Question

Solve the following pair of linear equations by the substitution method
\[s - t = 3\] and \[\dfrac{s}{3} + \dfrac{t}{2} = 6\]
a). \[s = 2,t = 7\]
b). \[s = 9,t = 6\]
c). \[s = 3,t = 1\]
d). \[s = 6,t = - 9\]

Answer 1

Hint: To solve this question, we have to find the value of \[s\] in terms of \[t\] from equation one and put the value of \[s\] in equation second and then from that equation, we will find the value of \[t\] and substitute in one of the equation and find the value of another variable. This method is known as the substitution method.

Complete step-by-step solution:
Given,
Pair of linear equation \[s - t = 3\] and \[\dfrac{s}{3} + \dfrac{t}{2} = 6\]
To find,
The value of \[s\] and \[t\] from the pair of linear equations by substitution method.
Solving the first equation.
\[s - t = 3\] (given)
Taking \[t\] to the other side
\[s = 3 + t\] ……………………(i)
Now solving the second equation
\[\dfrac{s}{3} + \dfrac{t}{2} = 6\]
Taking LCM on denominator
\[\dfrac{{2s + 3t}}{6} = 6\]
On further solving
\[2s + 3t = 36\]
On putting the value of \[s\] from equation (i)\[s\]
\[2(3 + t) + 3t = 36\] (\[s = 3 + t\])
On further solving
\[6 + 2t + 3t = 36\]
On taking variables in one side and constant in other side
\[2t + 3t = 36 - 6\]
\[\Rightarrow 5t = 30\]
On taking \[5\] in another side of equal
\[t = \dfrac{{30}}{5}\]
\[\Rightarrow t = 6\]
Now put the value of \[t\] in equation (i)
Equation (i) is
\[s = 3 + t\]
\[\Rightarrow s = 3 + 6\]
\[\Rightarrow s = 9\]
The value of \[s\] and \[t\] satisfying the equation \[s - t = 3\] and \[\dfrac{s}{3} + \dfrac{t}{2} = 6\]
\[ \Rightarrow t = 6\] and
\[ \Rightarrow s = 9\]

Additional information:
Substitution method: Take one value from the equation (i) and substitute the value from equation (i) to equation (ii) and find the value of one variable and substitute that value in another variable.
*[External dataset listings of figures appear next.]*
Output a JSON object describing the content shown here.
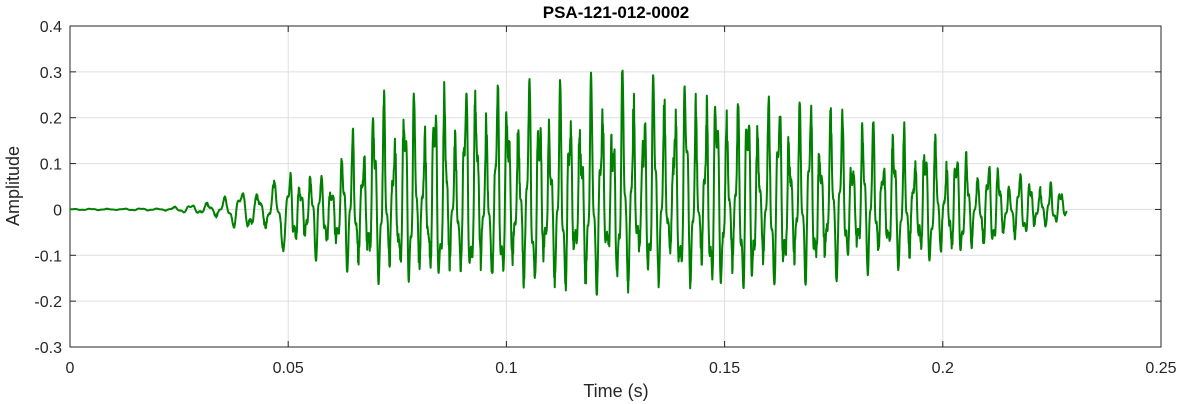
{
  "chart_data": {
    "type": "line",
    "title": "PSA-121-012-0002",
    "xlabel": "Time (s)",
    "ylabel": "Amplitude",
    "xlim": [
      0,
      0.25
    ],
    "ylim": [
      -0.3,
      0.4
    ],
    "xticks": [
      0,
      0.05,
      0.1,
      0.15,
      0.2,
      0.25
    ],
    "xtick_labels": [
      "0",
      "0.05",
      "0.1",
      "0.15",
      "0.2",
      "0.25"
    ],
    "yticks": [
      -0.3,
      -0.2,
      -0.1,
      0,
      0.1,
      0.2,
      0.3,
      0.4
    ],
    "ytick_labels": [
      "-0.3",
      "-0.2",
      "-0.1",
      "0",
      "0.1",
      "0.2",
      "0.3",
      "0.4"
    ],
    "grid": true,
    "series": [
      {
        "color": "#008000",
        "x_range": [
          0,
          0.2285
        ],
        "envelope": {
          "t": [
            0,
            0.02,
            0.03,
            0.035,
            0.04,
            0.045,
            0.05,
            0.06,
            0.068,
            0.08,
            0.09,
            0.1,
            0.11,
            0.12,
            0.13,
            0.14,
            0.15,
            0.16,
            0.17,
            0.18,
            0.19,
            0.2,
            0.21,
            0.22,
            0.2285
          ],
          "max": [
            0.002,
            0.004,
            0.02,
            0.03,
            0.045,
            0.06,
            0.09,
            0.08,
            0.25,
            0.29,
            0.32,
            0.31,
            0.29,
            0.3,
            0.33,
            0.32,
            0.3,
            0.27,
            0.26,
            0.22,
            0.2,
            0.17,
            0.12,
            0.08,
            0.05
          ],
          "min": [
            -0.002,
            -0.004,
            -0.015,
            -0.03,
            -0.055,
            -0.07,
            -0.1,
            -0.12,
            -0.17,
            -0.18,
            -0.17,
            -0.18,
            -0.19,
            -0.2,
            -0.18,
            -0.18,
            -0.21,
            -0.19,
            -0.17,
            -0.15,
            -0.14,
            -0.12,
            -0.1,
            -0.06,
            -0.02
          ]
        }
      }
    ]
  }
}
This method is known as the substitution method.

Note: To solve pair of linear equations in two variables first we have to take only one equation and then try to arrange one variable in terms of another variable and then substitute the value in equation second and then find the value of that variable and put that value in any of the equation in order to find the value of another variable.